Un Brasil en tensión creciente y con pasiones exacerbadas seguía ayer los debates de una comisión parlamentaria que decidirá si la presidenta de izquierda, Dilma Rousseff, puede ser destituida por presunta manipulación de las cuentas públicas.

El Gobierno da por perdida la votación en esa comisión de 65 diputados, dominada por la oposición, aunque para separar a Rousseff del cargo ese resultado tendría que ser convalidado, probablemente en menos de una semana, por dos tercios de los miembros de la Cámara de Diputados y hacia inicios de mayo por el Senado.

“Habrá unos 35 (votos) para ellos y 29 para nosotros”, admitió en un mensaje por Whatsapp enviado a la AFP el diputado Paulo Pimenta, del oficialista Partido de los Trabajadores (PT). El presidente de la comisión sólo vota en caso de empate.

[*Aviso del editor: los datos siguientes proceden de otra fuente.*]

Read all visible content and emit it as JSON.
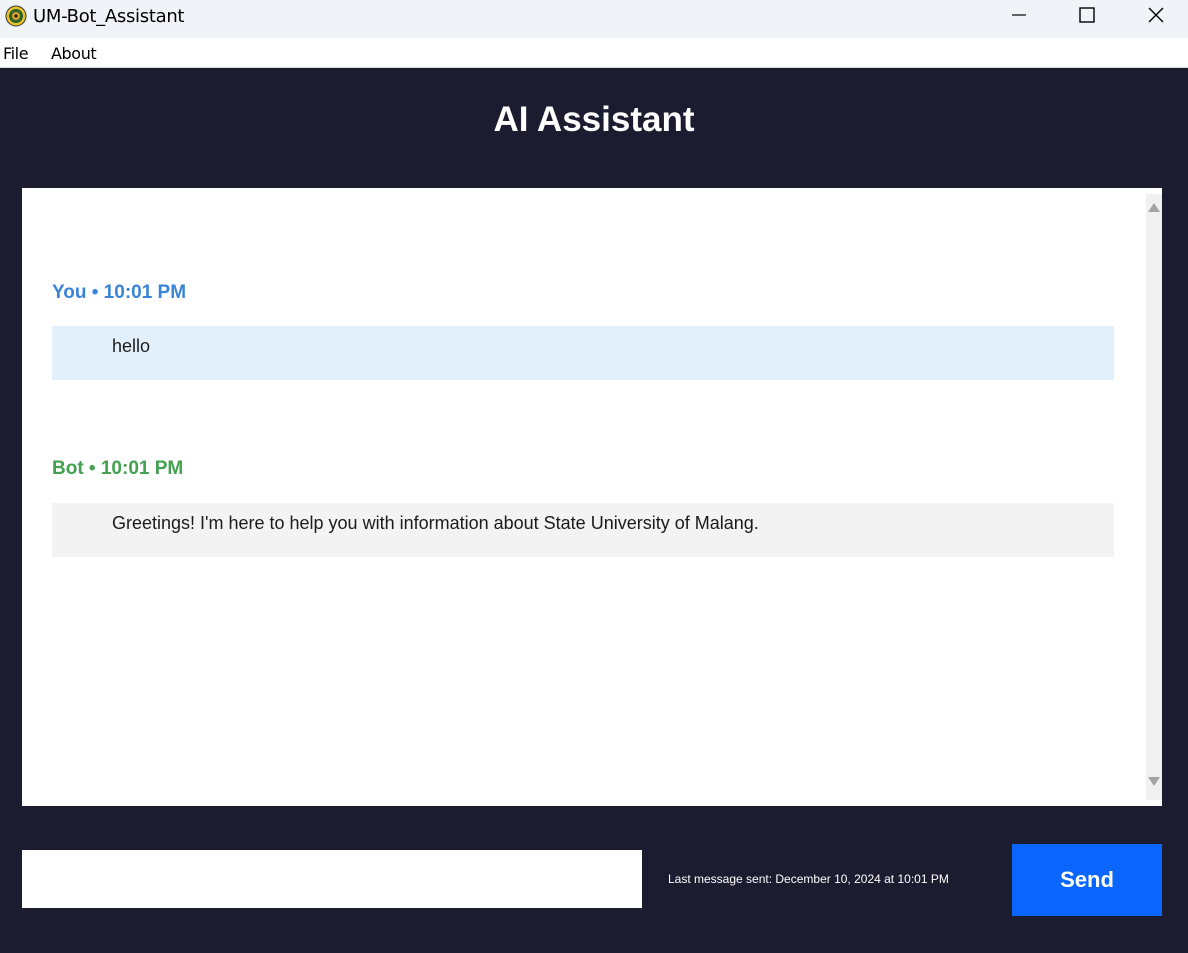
{
  "window": {
    "title": "UM-Bot_Assistant",
    "icon": "university-seal-icon",
    "controls": [
      "minimize-icon",
      "maximize-icon",
      "close-icon"
    ]
  },
  "menu": {
    "file": "File",
    "about": "About"
  },
  "header": {
    "title": "AI Assistant"
  },
  "chat": {
    "messages": [
      {
        "sender": "You",
        "time": "10:01 PM",
        "header": "You • 10:01 PM",
        "text": "hello"
      },
      {
        "sender": "Bot",
        "time": "10:01 PM",
        "header": "Bot • 10:01 PM",
        "text": "Greetings! I'm here to help you with information about State University of Malang."
      }
    ]
  },
  "input": {
    "value": "",
    "placeholder": ""
  },
  "status": {
    "last_sent": "Last message sent: December 10, 2024 at 10:01 PM"
  },
  "send": {
    "label": "Send"
  },
  "colors": {
    "background": "#1b1c30",
    "user_accent": "#3a84d8",
    "bot_accent": "#43a14f",
    "user_bubble": "#e2f0fc",
    "bot_bubble": "#f3f3f3",
    "send_button": "#0b66ff"
  }
}
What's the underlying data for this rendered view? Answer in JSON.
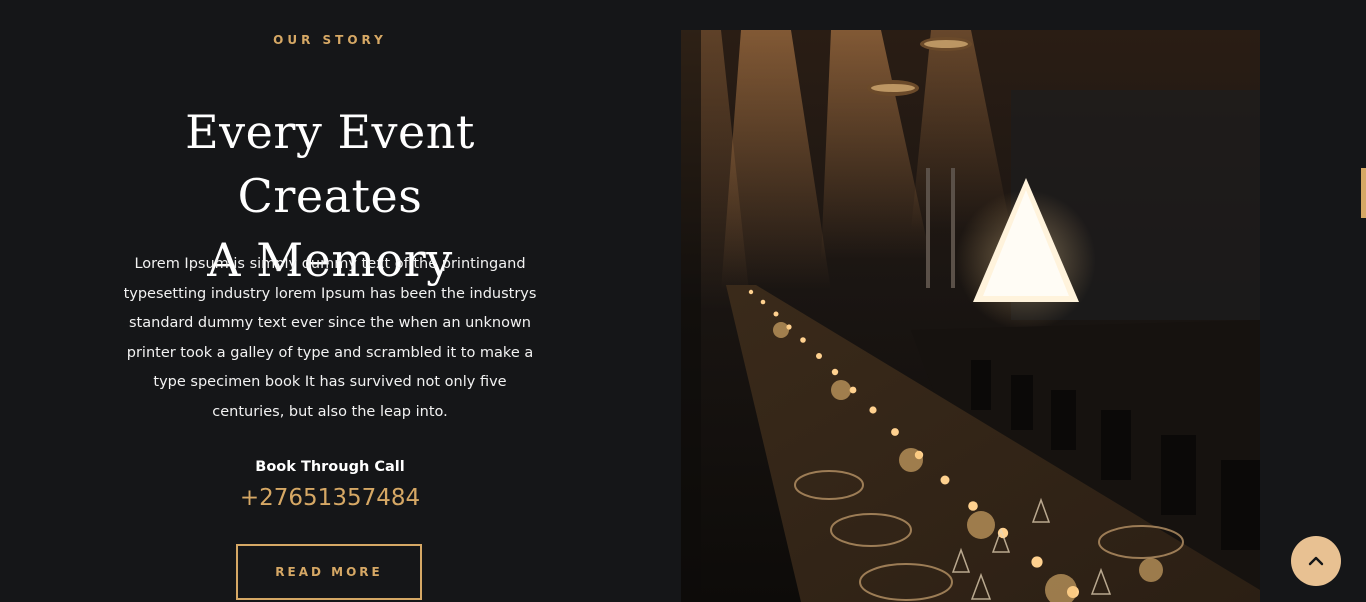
{
  "story": {
    "eyebrow": "OUR STORY",
    "title_line1": "Every Event Creates",
    "title_line2": "A Memory",
    "body": "Lorem Ipsum is simply dummy text of the printingand typesetting industry lorem Ipsum has been the industrys standard dummy text ever since the when an unknown printer took a galley of type and scrambled it to make a type specimen book It has survived not only five centuries, but also the leap into.",
    "call_label": "Book Through Call",
    "phone": "+27651357484",
    "cta_label": "READ MORE"
  },
  "icons": {
    "scroll_top": "chevron-up-icon"
  },
  "colors": {
    "background": "#151618",
    "accent": "#d6a865",
    "scroll_button": "#e8c192"
  }
}
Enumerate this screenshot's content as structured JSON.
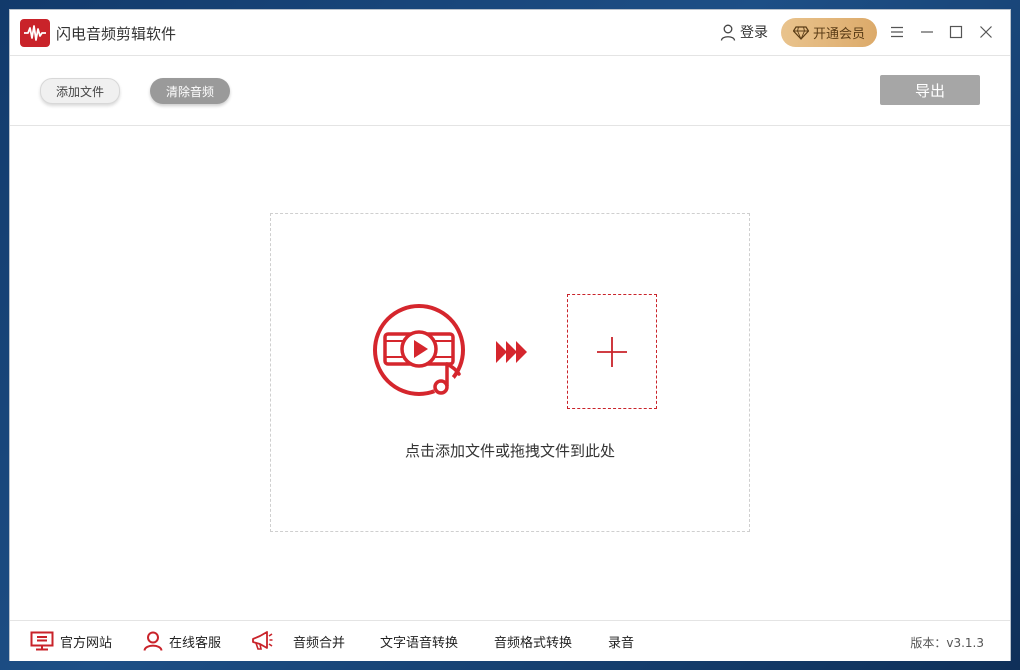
{
  "app": {
    "title": "闪电音频剪辑软件",
    "login_label": "登录",
    "vip_label": "开通会员"
  },
  "toolbar": {
    "add_file_label": "添加文件",
    "clear_audio_label": "清除音频",
    "export_label": "导出"
  },
  "dropzone": {
    "hint": "点击添加文件或拖拽文件到此处"
  },
  "footer": {
    "items": [
      {
        "label": "官方网站",
        "icon": "monitor-icon"
      },
      {
        "label": "在线客服",
        "icon": "person-icon"
      },
      {
        "label": "音频合并",
        "icon": "megaphone-icon"
      },
      {
        "label": "文字语音转换"
      },
      {
        "label": "音频格式转换"
      },
      {
        "label": "录音"
      }
    ],
    "version": "版本：v3.1.3"
  },
  "colors": {
    "brand_red": "#c9232a",
    "vip_gold": "#e1b47a",
    "export_gray": "#a6a6a6"
  }
}
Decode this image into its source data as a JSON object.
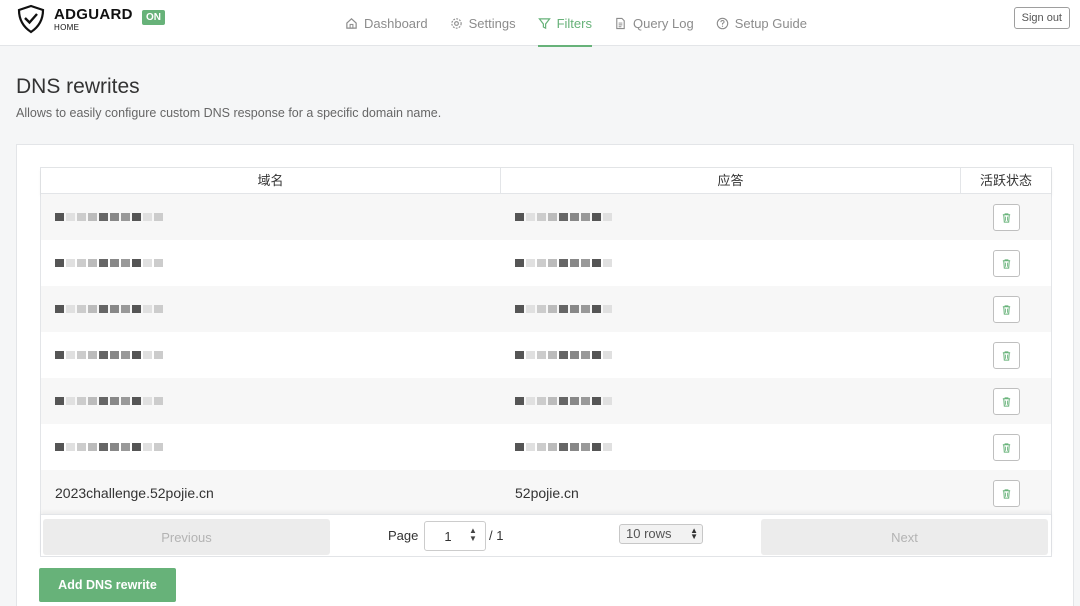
{
  "header": {
    "logo_main": "ADGUARD",
    "logo_sub": "HOME",
    "status_badge": "ON",
    "nav": [
      {
        "label": "Dashboard",
        "icon": "home-icon"
      },
      {
        "label": "Settings",
        "icon": "gear-icon"
      },
      {
        "label": "Filters",
        "icon": "filter-icon",
        "active": true
      },
      {
        "label": "Query Log",
        "icon": "document-icon"
      },
      {
        "label": "Setup Guide",
        "icon": "help-circle-icon"
      }
    ],
    "signout": "Sign out"
  },
  "page": {
    "title": "DNS rewrites",
    "description": "Allows to easily configure custom DNS response for a specific domain name."
  },
  "table": {
    "columns": [
      "域名",
      "应答",
      "活跃状态"
    ],
    "rows": [
      {
        "domain": "",
        "answer": ""
      },
      {
        "domain": "",
        "answer": ""
      },
      {
        "domain": "",
        "answer": ""
      },
      {
        "domain": "",
        "answer": ""
      },
      {
        "domain": "",
        "answer": ""
      },
      {
        "domain": "",
        "answer": ""
      },
      {
        "domain": "2023challenge.52pojie.cn",
        "answer": "52pojie.cn"
      }
    ]
  },
  "pagination": {
    "previous": "Previous",
    "page_label": "Page",
    "page_value": "1",
    "page_total": "/ 1",
    "rows_select": "10 rows",
    "next": "Next"
  },
  "actions": {
    "add_button": "Add DNS rewrite"
  },
  "colors": {
    "accent": "#67b279",
    "page_bg": "#f5f6f7"
  }
}
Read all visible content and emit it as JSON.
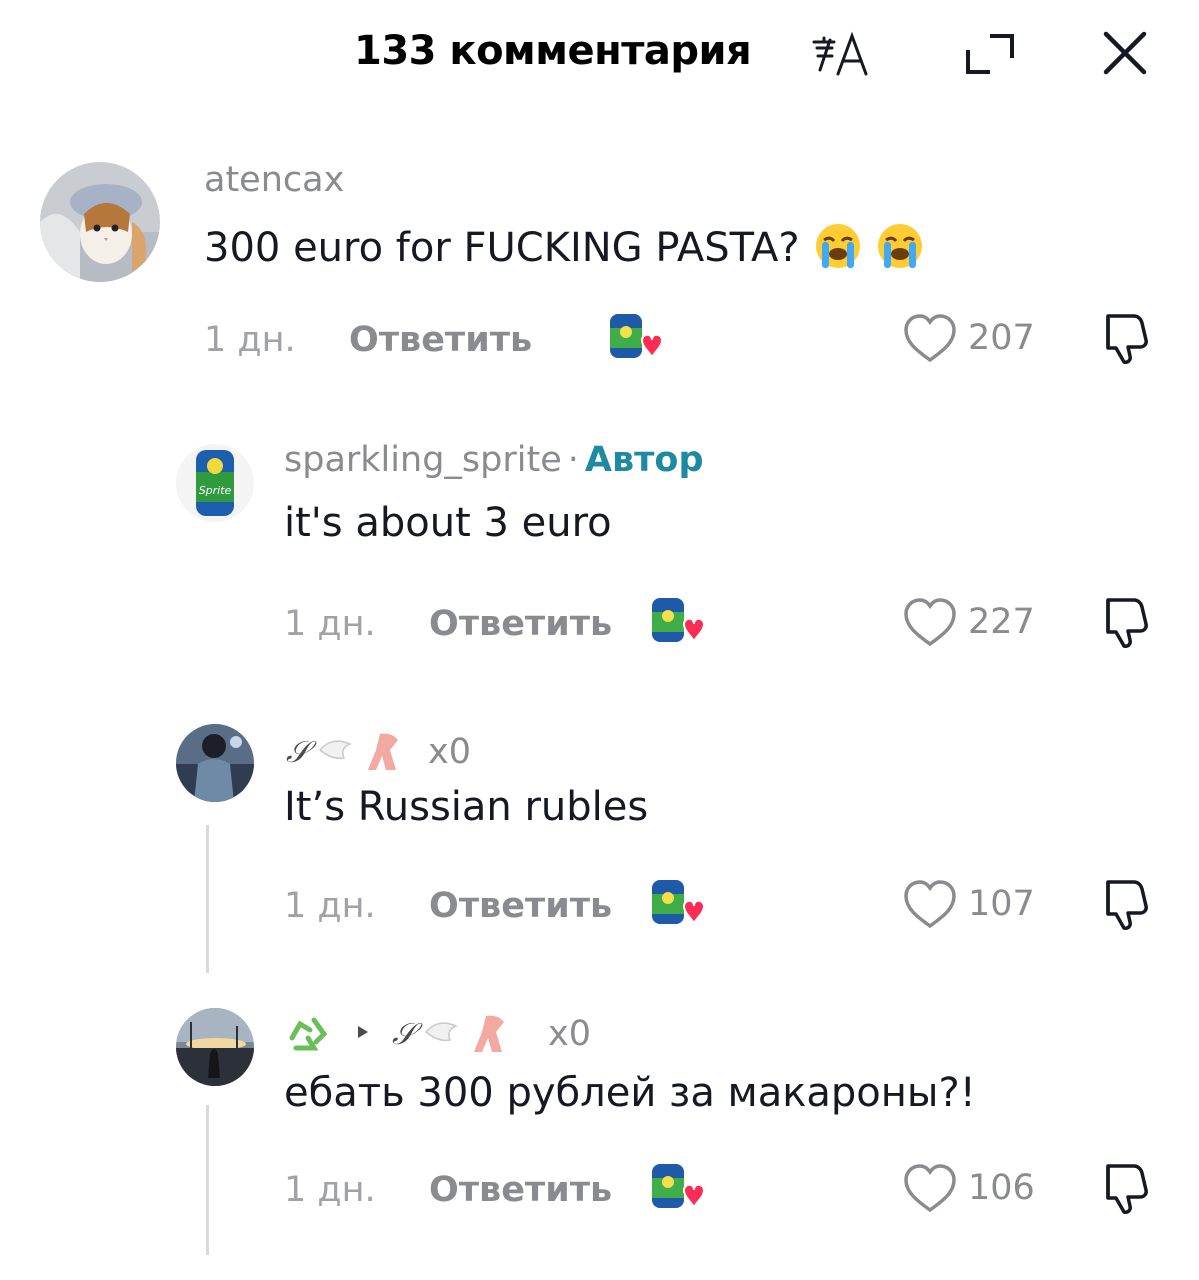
{
  "header": {
    "title": "133 комментария",
    "translate_icon": "translate-icon",
    "expand_icon": "expand-icon",
    "close_icon": "close-icon"
  },
  "comments": [
    {
      "username": "atencax",
      "text": "300 euro for FUCKING PASTA?",
      "emoji": "😭😭",
      "time": "1 дн.",
      "reply": "Ответить",
      "likes": "207"
    },
    {
      "username": "sparkling_sprite",
      "author_separator": "·",
      "author_label": "Автор",
      "text": "it's about 3 euro",
      "time": "1 дн.",
      "reply": "Ответить",
      "likes": "227"
    },
    {
      "username": "x0",
      "text": "It’s Russian rubles",
      "time": "1 дн.",
      "reply": "Ответить",
      "likes": "107"
    },
    {
      "username": "x0",
      "text": "ебать 300 рублей за макароны?!",
      "time": "1 дн.",
      "reply": "Ответить",
      "likes": "106"
    }
  ],
  "colors": {
    "author_badge": "#1d8aa1",
    "secondary_text": "#8a8b91",
    "primary_text": "#161823",
    "creator_heart": "#fe2c55"
  }
}
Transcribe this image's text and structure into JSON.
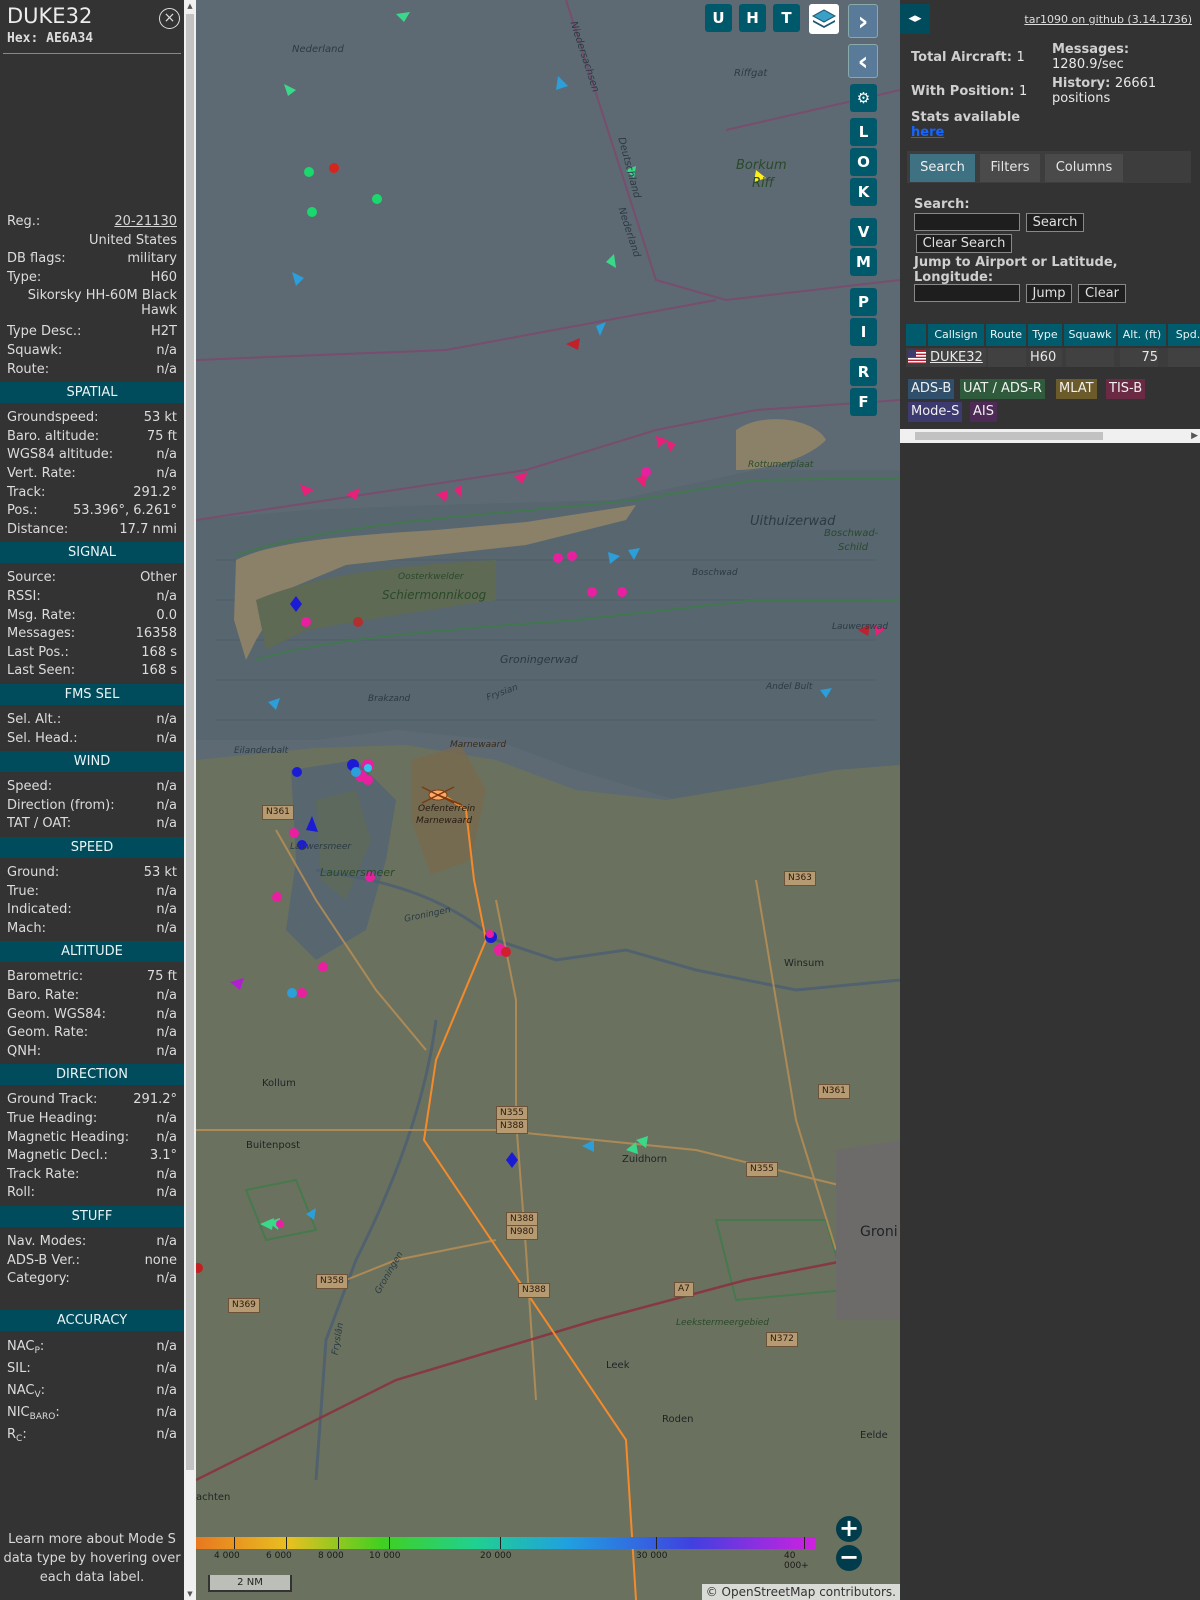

En una sala repleta, casi todos los legisladores mostraban claramente sus preferencias, con carteles que decían “impeachment ya” o “Impeachment sin crimen es golpe”, indicó un reportero de la AFP.

El relator de la comisión, Jovair Arantes, reiteró su “convicción” de que “hay indicios suficientes de que la denunciada practicó actos que pueden ser considerados como crimen de responsabilidad”, por haber autorizado gastos no presupuestados sin la autorización del Congreso en 2014, el año de su reelección, y en 2015.

El abogado general del Estado, José Eduardo Cardozo, instó en cambio a declarar “nulo” el proceso, por considerar que no existían cargos susceptibles de justificar una decisión de semejante gravedad. “La historia no perdona, y no perdonará, que la presidenta de Brasil sea apartada (...) por un proceso que no se sustenta mínimamente”, declaró.

Lula y Chico Barque en acto por Rousseff

Rousseff, sumamente impopular, cuenta con la capacidad negociadora y movilizadora de su predecesor, Luiz Inacio Lula da Silva (2003-2010), para llegar hasta el fin de su mandato en 2018.

El exsindicalista participará al caer la tarde en un acto “en defensa de la democracia” en Rio de Janeiro, junto al cantante y compositor Chico Buarque, al teólogo Leonardo Boff y a figuras del mundo cultural y artístico brasileño.

Rousseff nombró a Lula jefe de gabinete, pero su asunción fue bloqueada por un juez que la consideró una mera artimaña para protegerlo de la justicia ordinaria, que investiga su presunta implicación en el escándalo de corrupción de Petrobras.

Esa investigación, abierta en 2014 por el juez Sergio Moro con el nombre de operación Lava Jato (lavado a presión) ha llevado a la cárcel o sentado en el banquillo a buena parte de la élite económica y política del país. La Corte Suprema dirá el próximo 20 de abril si Lula finalmente puede ser ministro.

La posición del exmandatario es paradójica: según la encuesta Datafolha, en algunos escenarios lideraría una primera vuelta electoral con 21% de los votos, pero es al mismo tiempo el político con los mayores índices de rechazo, superior al 50%.